National Endowment for Democracy

Bush's speech marked the 20th anniversary of the establishment of the National Endowment for Democracy. The NED, notes William Blum in Rogue State: A Guide to the World's Only Superpower, is an organisation which "does exactly the opposite of what its name implies".

The NED doesn't promote majority rule, but uses "democracy" as a codeword for achieving the foreign policy goals of US imperialism. The organisation describes itself as playing a "critical, complementary role to official US government efforts to promote democracy abroad", maintaining that it is a "private, non-profit, grant-making organisation" — exclusively funded by the US government.

The NED's board includes such luminaries as: Frank Carlucci, a defence secretary under US President Ronald Reagan, a former deputy director of the CIA and chairperson of shadowy merchant bank the Carlye Group; Vin Weber, a former leader of the Republican Party in the US House of Representatives, head of right-wing think tank Empower America and a "super lobbyist" for corporations, such as Microsoft and Mobil; neo-conservative guru Francis Fukuyama; and Michael Novak, from the leading "hawk" think tank, the American Enterprise Institute.

The NED encapsulates the essence of US foreign policy — imperial aims realised behind the rhetoric of freedom. Ron Paul, a Republican member of Congress from Texas, argued in the US House of Representatives on October 7 that "it is particularly Orwellian to call US manipulation of foreign elections 'promoting democracy'".

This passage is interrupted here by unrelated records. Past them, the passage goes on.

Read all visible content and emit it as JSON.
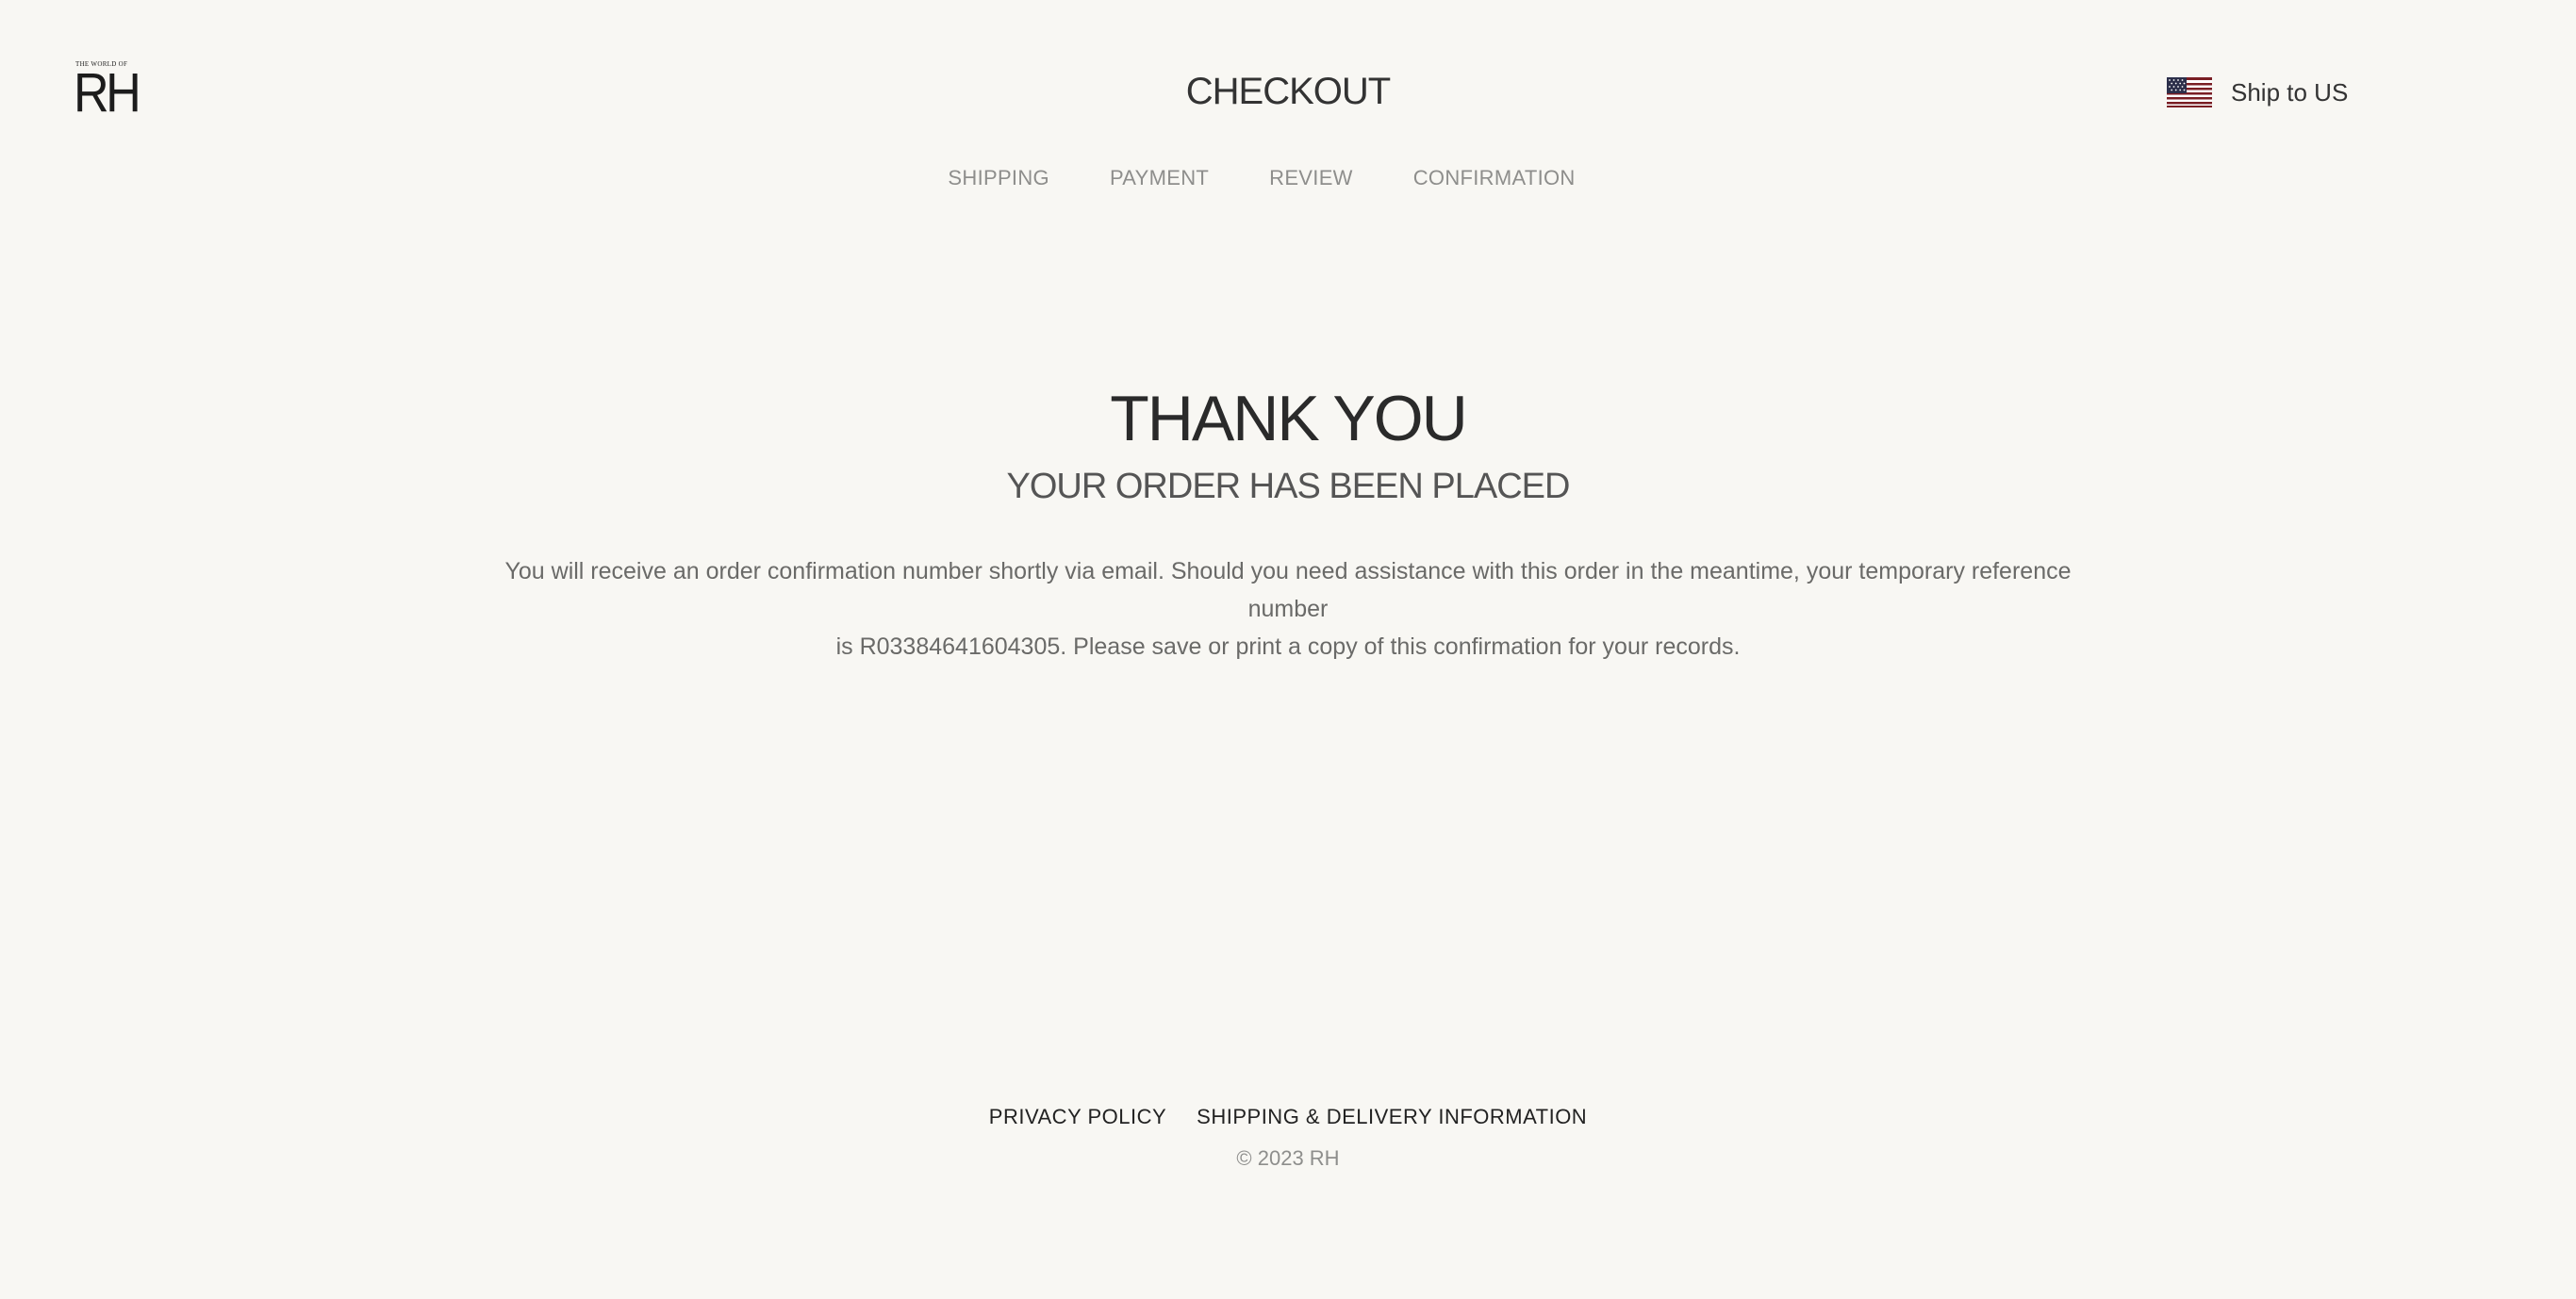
{
  "header": {
    "logo": {
      "small_text": "THE WORLD OF",
      "big_text": "RH"
    },
    "title": "CHECKOUT",
    "ship_to": {
      "label": "Ship to US",
      "flag_icon": "us-flag-icon"
    }
  },
  "steps": [
    {
      "label": "SHIPPING"
    },
    {
      "label": "PAYMENT"
    },
    {
      "label": "REVIEW"
    },
    {
      "label": "CONFIRMATION"
    }
  ],
  "confirmation": {
    "heading": "THANK YOU",
    "subheading": "YOUR ORDER HAS BEEN PLACED",
    "message_line1": "You will receive an order confirmation number shortly via email. Should you need assistance with this order in the meantime, your temporary reference number",
    "message_line2": "is R03384641604305. Please save or print a copy of this confirmation for your records."
  },
  "footer": {
    "links": [
      {
        "label": "PRIVACY POLICY"
      },
      {
        "label": "SHIPPING & DELIVERY INFORMATION"
      }
    ],
    "copyright": "© 2023 RH"
  },
  "colors": {
    "background": "#f8f7f3",
    "text_dark": "#222222",
    "text_muted": "#8e8e8c"
  }
}
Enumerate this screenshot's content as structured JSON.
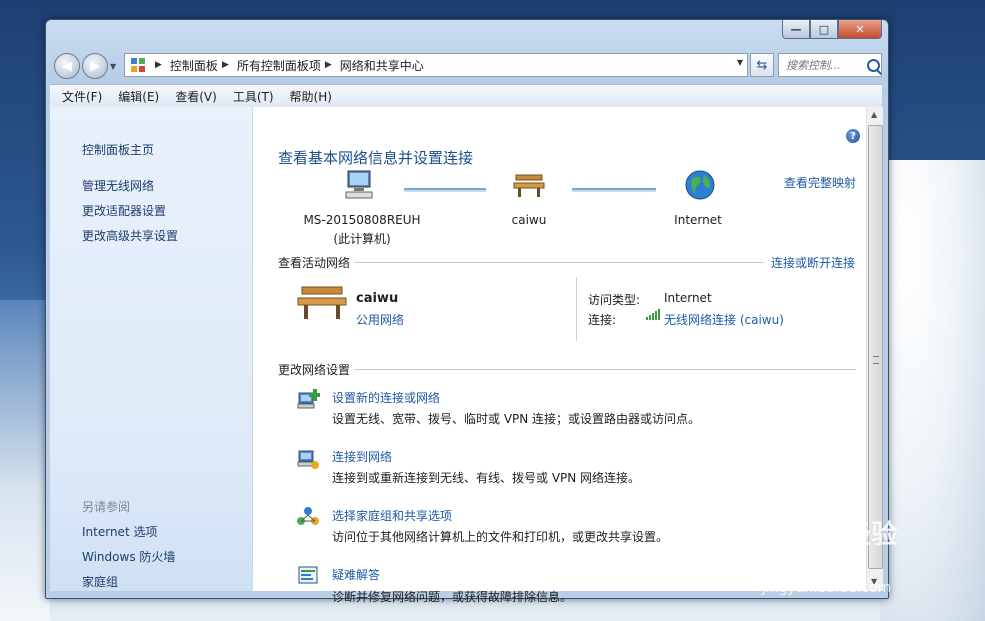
{
  "window": {
    "caption_min": "—",
    "caption_max": "□",
    "caption_close": "✕"
  },
  "nav": {
    "breadcrumbs": [
      "控制面板",
      "所有控制面板项",
      "网络和共享中心"
    ],
    "search_placeholder": "搜索控制...",
    "back_glyph": "◀",
    "forward_glyph": "▶",
    "refresh_glyph": "⇆"
  },
  "menu": [
    "文件(F)",
    "编辑(E)",
    "查看(V)",
    "工具(T)",
    "帮助(H)"
  ],
  "sidebar": {
    "home": "控制面板主页",
    "links": [
      "管理无线网络",
      "更改适配器设置",
      "更改高级共享设置"
    ],
    "see_also_title": "另请参阅",
    "see_also": [
      "Internet 选项",
      "Windows 防火墙",
      "家庭组"
    ]
  },
  "main": {
    "title": "查看基本网络信息并设置连接",
    "full_map_link": "查看完整映射",
    "nodes": [
      {
        "label": "MS-20150808REUH",
        "sub": "(此计算机)",
        "icon": "computer-icon"
      },
      {
        "label": "caiwu",
        "sub": "",
        "icon": "bench-icon"
      },
      {
        "label": "Internet",
        "sub": "",
        "icon": "globe-icon"
      }
    ],
    "active_section": "查看活动网络",
    "connect_link": "连接或断开连接",
    "active_network": {
      "name": "caiwu",
      "type": "公用网络",
      "access_label": "访问类型:",
      "access_value": "Internet",
      "conn_label": "连接:",
      "conn_value": "无线网络连接 (caiwu)"
    },
    "change_section": "更改网络设置",
    "tasks": [
      {
        "title": "设置新的连接或网络",
        "desc": "设置无线、宽带、拨号、临时或 VPN 连接；或设置路由器或访问点。",
        "icon": "new-connection-icon"
      },
      {
        "title": "连接到网络",
        "desc": "连接到或重新连接到无线、有线、拨号或 VPN 网络连接。",
        "icon": "connect-network-icon"
      },
      {
        "title": "选择家庭组和共享选项",
        "desc": "访问位于其他网络计算机上的文件和打印机，或更改共享设置。",
        "icon": "homegroup-icon"
      },
      {
        "title": "疑难解答",
        "desc": "诊断并修复网络问题，或获得故障排除信息。",
        "icon": "troubleshoot-icon"
      }
    ]
  },
  "help_glyph": "?",
  "watermark": {
    "main": "Baidu经验",
    "sub": "jingyan.baidu.com"
  }
}
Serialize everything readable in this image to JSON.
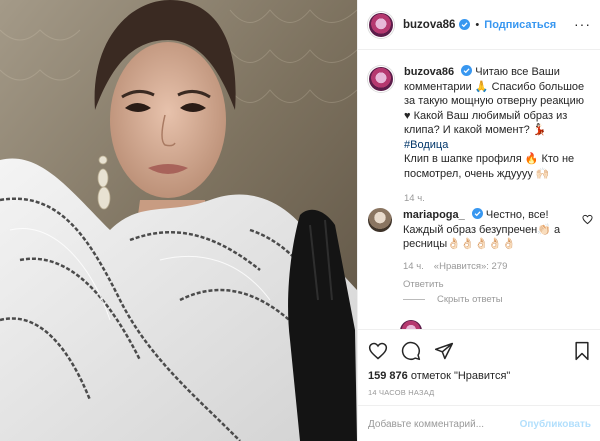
{
  "photo": {
    "alt_icon": "portrait-photo"
  },
  "header": {
    "username": "buzova86",
    "separator": "•",
    "follow_label": "Подписаться",
    "more_icon": "ellipsis-icon"
  },
  "caption": {
    "username": "buzova86",
    "text1": "Читаю все Ваши комментарии 🙏 Спасибо большое за такую мощную отверну реакцию ♥ Какой Ваш любимый образ из клипа? И какой момент? 💃🏻",
    "hashtag": "#Водица",
    "text2": "Клип в шапке профиля 🔥 Кто не посмотрел, очень ждуууу 🙌🏻",
    "time": "14 ч."
  },
  "comment": {
    "username": "mariapoga_",
    "text": "Честно, все! Каждый образ безупречен👏🏻 а ресницы👌🏻👌🏻👌🏻👌🏻👌🏻",
    "time": "14 ч.",
    "likes": "«Нравится»: 279",
    "reply": "Ответить",
    "hide_replies": "Скрыть ответы"
  },
  "actions": {
    "likes_count": "159 876",
    "likes_text": "отметок \"Нравится\"",
    "time": "14 ЧАСОВ НАЗАД"
  },
  "add_comment": {
    "placeholder": "Добавьте комментарий...",
    "publish_label": "Опубликовать"
  },
  "colors": {
    "accent": "#3897f0",
    "muted": "#999999",
    "border": "#efefef",
    "hashtag": "#003569"
  }
}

It has intervened in elections in Chile, Nicaragua and Mongolia. During the 1980s, it partially funded the infamous "Project Democracy", which involved the bankrolling of counterrevolutionaries in Central America with drug money. It has aided the right-wing Cuban-American National Fund, which has been connected to terrorist attacks in Cuba.

On April 24 last year, the New York Times revealed that the NED had channelled "hundreds of thousands" of dollars to groups plotting against the democratically elected left-wing president of Venezuela Hugo Chavez.

Prior to the April 12, 2002, coup that briefly deposed Chavez, the NED had quadrupled its budget for Venezuela to US$877,000. Funds were channelled through the Venezuelan offices of the National Democratic Institute for International Affairs and the International Republican Institute, the foreign-policy arms of the US Democratic and the Republican parties.

NED president Carl Gershman testified to a US House of Representatives subcommittee in 1997: "I just want to say that the Endowment's work is based upon a very, very simple proposition. And that is, where there are people who share our values, where there are people who might be called the natural friends of America, then it is our obligation to help those people in some way."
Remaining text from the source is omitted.